Tuesday, October 17, 2017 - 4:00pm to Wednesday, October 18, 2017 - 3:55pm
Event Calendar Category
LIDS Seminar Series
Speaker Name
Vijay Balasubramanian
Affiliation
University of Pennsylvania
Building and Room Number
32-141
How do our brains make sense of a complex and unpredictable world? In this talk, I will discuss an information theory approach to the neural topography of information processing in the brain. First I will review the brain's architecture, and how neural circuits map out the sensory and cognitive worlds. Then I will describe how highly complex sensory and cognitive tasks are carried out by the cooperative action of many specialized neurons and circuits, each of which has a simple function. I will illustrate my remarks with one sensory example and one cognitive example. For the sensory example, I will consider the sense of smell ("olfaction"), whereby humans and other animals distinguish vast arrays of odor mixtures using very limited neural resources.

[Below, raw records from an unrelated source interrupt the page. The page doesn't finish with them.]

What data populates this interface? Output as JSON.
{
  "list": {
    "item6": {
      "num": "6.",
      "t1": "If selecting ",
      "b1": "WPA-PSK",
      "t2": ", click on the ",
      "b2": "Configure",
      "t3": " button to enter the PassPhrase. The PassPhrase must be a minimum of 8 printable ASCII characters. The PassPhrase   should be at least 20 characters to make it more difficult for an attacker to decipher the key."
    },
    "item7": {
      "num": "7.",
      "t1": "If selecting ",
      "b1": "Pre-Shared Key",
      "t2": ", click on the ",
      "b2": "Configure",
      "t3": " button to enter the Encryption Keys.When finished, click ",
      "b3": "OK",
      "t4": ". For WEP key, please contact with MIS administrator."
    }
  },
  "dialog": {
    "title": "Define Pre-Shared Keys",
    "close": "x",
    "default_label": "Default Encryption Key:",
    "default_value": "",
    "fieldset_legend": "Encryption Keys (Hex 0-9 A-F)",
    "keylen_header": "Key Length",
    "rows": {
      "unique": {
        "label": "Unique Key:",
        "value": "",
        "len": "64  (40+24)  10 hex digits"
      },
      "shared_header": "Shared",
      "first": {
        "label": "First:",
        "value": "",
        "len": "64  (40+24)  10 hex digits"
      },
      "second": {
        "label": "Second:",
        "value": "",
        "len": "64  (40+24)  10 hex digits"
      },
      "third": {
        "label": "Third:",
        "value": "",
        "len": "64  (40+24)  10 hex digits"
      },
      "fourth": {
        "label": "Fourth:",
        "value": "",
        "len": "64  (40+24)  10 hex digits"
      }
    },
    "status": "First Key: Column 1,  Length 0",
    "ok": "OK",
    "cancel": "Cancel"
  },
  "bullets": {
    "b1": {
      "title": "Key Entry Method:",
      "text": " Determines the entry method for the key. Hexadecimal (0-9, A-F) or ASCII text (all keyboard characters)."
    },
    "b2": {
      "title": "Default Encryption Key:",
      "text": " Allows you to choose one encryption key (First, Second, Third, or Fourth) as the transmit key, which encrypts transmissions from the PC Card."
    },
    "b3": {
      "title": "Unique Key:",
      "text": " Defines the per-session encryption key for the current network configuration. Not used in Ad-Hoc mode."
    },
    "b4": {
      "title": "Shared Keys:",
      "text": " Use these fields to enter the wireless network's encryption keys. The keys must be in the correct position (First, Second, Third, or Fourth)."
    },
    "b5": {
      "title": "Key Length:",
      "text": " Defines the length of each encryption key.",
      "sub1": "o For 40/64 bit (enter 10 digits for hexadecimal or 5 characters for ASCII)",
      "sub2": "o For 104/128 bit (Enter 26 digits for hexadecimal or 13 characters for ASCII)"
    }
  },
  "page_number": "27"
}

For the cognitive example, I will consider the "sense of place", that is, how animals mentally represent their physical location. Both examples demonstrate that brains have evolved neural circuits that exploit sophisticated principles of mathematics and information processing - principles that scientists have only recently discovered.

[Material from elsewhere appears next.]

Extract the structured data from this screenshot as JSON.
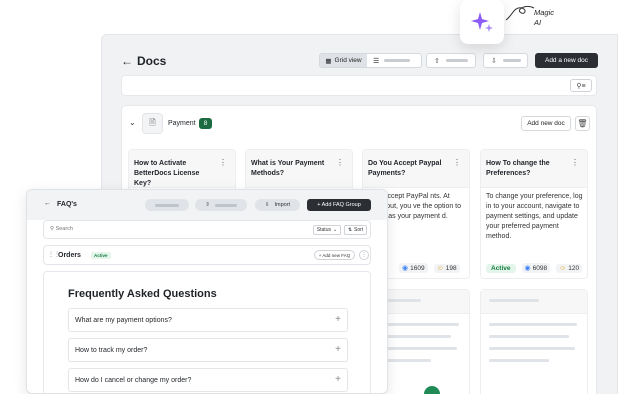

Vijay Balasubramanian is the Cathy and Marc Lasry Professor in the Physics Department at the University of Pennsylvania, where he is also Director of the Computational Neuroscience Initiative. He received B.Sc. degrees in Physics and Computer Science, and an M.Sc. in Computer Science, from MIT. He earned a Ph.D. in Theoretical Physics at Princeton University, and was a Junior Fellow of the Harvard Society of Fellows.